Extending the tensor Ops to FP64 is an interesting, if not surprising, design choice. Are there many applications sure to leverage this capability? Aside from HPL, of course.
I am suspecting that this is specifically targeted at the HPC market as the lack of FP64 has always been a hindrance to HPC deployment.
You have to remember that the HPC market is $35B today. HPE makes $3B a year alone from that, maybe more with Cray acquisition.
So it's no surprise that NVIDIA wants to position themselves on that market.
Plus, you have too look at the long game with MLX acquisition ( heavy player in the HPC market) and Cumulus. I wouldn't be surprised to see NVIDIA trying to bypass Intel/AMD completely and offer Direct to Interconnect device. Rather than the hybrid CPU + GPU box.

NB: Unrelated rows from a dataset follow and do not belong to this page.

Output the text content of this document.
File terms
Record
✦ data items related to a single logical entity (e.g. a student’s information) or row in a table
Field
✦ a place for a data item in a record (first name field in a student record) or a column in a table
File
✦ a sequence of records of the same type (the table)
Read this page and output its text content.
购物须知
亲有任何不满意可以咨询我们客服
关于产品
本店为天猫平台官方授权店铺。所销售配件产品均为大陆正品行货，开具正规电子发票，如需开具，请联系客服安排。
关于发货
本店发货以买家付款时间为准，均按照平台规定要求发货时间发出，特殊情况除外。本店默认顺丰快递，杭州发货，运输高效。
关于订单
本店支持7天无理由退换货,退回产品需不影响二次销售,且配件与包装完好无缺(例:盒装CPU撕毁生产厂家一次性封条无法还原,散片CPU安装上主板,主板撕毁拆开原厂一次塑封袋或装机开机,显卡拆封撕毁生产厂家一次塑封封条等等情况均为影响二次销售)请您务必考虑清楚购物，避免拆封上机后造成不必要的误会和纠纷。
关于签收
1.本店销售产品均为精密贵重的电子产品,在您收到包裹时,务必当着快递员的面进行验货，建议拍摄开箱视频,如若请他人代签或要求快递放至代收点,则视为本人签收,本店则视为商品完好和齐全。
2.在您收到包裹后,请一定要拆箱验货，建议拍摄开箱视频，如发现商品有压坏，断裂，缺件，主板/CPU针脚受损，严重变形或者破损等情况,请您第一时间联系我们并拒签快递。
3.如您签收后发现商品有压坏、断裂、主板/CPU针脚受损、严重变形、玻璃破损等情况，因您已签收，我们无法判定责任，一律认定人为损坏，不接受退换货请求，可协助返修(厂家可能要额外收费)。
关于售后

Remember too that AMD and Intel won the contracts for Aurora, Frontier, and El Cap (the three exascale machines for the DOE). I imagine MLX is a big part of getting the next contracts as well as seeing that a lot of these projects are IO bound, not compute. If you can bring supercomputing like abilities to datacenters or AI labs, that'd be a huge advantage. If you could easily split a huge model across 64 GPUs and train like it was on a single node, this would change the space.
Lately they have also been working quite a bit with POWER, quite a few of the big HPC rusns on the POWER/Mellanox/NVIDIA combo. So that could also be something they look into more, instead of going with x86.